Unequal SA sends grocers to invest in poorest cities
When Choppies Enterprises opened a supermarket in the mining town of Rustenburg, Daniel Human’s life improved.
Once forced to make inconvenient trips to buy fresh food or haggle with street hawkers close to home, he’s now able to purchase a greater range of produce, meat and ready-made meals — often at better prices.
"It’s walking distance from my house," Mr Human, in his mid-30s, said as he left the Choppies outlet in the Wall Street mall, near some newly built housing developments.
"The quality is good, there are often specials, it makes prices cheaper."
Choppies, which opened its first store in Botswana in 1986, is joining far larger South African chains such as Shoprite, Pick n Pay and Wal-Mart-owned Massmart in targeting a new market: SA’s lower-income citizens. The chains are expanding near taxi ranks and along bus routes to lure customers who have struggled to access formal retail chains.
"There are a lot of people with a little bit to spend, but this accumulates to quite a lot of money," said Alec Abraham, an equities analyst at Sasfin Securities in Johannesburg. "The wealthy are a small percentage of the population and the lower end of the market has historically not been sufficiently catered for."
SA’s unemployment rate of 25.5% is the highest of almost 40 emerging-market nations tracked by Bloomberg. SA also has one of the highest inequality rates in the world, with the poorest half of the population of 54-million accounting for less than 8% of the country’s income, according to the World Bank. Towns such as Rustenburg have been particularly hard hit over the past two years by mining strikes over pay and job losses as companies seek to adjust to a platinum price that’s down 29% this year.

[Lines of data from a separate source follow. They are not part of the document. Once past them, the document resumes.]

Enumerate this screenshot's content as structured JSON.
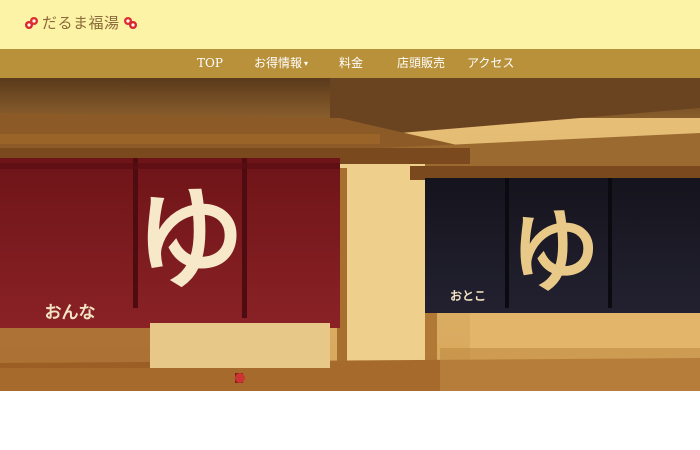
{
  "site": {
    "title": "だるま福湯"
  },
  "nav": {
    "items": [
      {
        "label": "TOP",
        "has_dropdown": false
      },
      {
        "label": "お得情報",
        "has_dropdown": true
      },
      {
        "label": "料金",
        "has_dropdown": false
      },
      {
        "label": "店頭販売",
        "has_dropdown": false
      },
      {
        "label": "アクセス",
        "has_dropdown": false
      }
    ]
  },
  "hero": {
    "women_noren_text": "おんな",
    "men_noren_text": "おとこ",
    "noren_symbol": "ゆ"
  },
  "colors": {
    "header_bg": "#fdf3a6",
    "nav_bg": "#b8913a",
    "women_noren": "#7e1a1e",
    "men_noren": "#1c1a26"
  }
}
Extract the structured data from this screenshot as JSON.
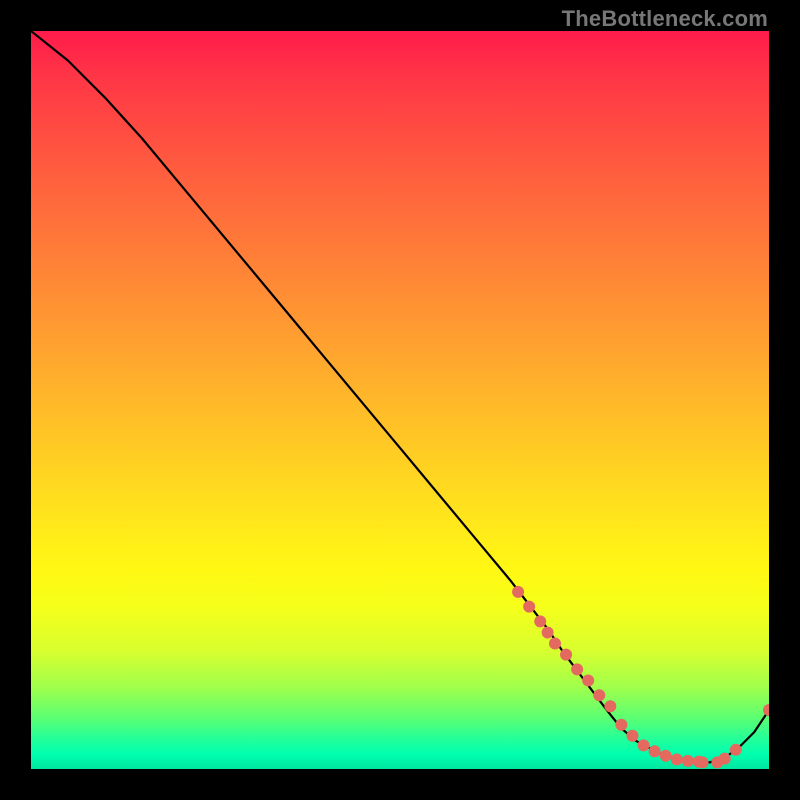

Households that earn less than R6,000 a month account for about 34-million people, or about 65% of the population, according to a report by the University of Cape Town’s Unilever Institute of Strategic Marketing. The buying behaviour of this target market is changing, where people no longer see a need to get into a taxi to buy their food, it said.
"In SA, it’s very competitive," Choppies CEO Ram Ottapathu said by phone.
"With the lower half, that is where the critical mass is and where formalisation of retail is taking place."
Massmart’s Cambridge chain, which targets lower-income earners, is opening stores in underserved areas near commuter centres. Offering fresh food is "very important, as many shoppers do not have fridges to store food and fresh food from hawkers can be expensive," the Johannesburg-based company said in an e-mailed response to questions.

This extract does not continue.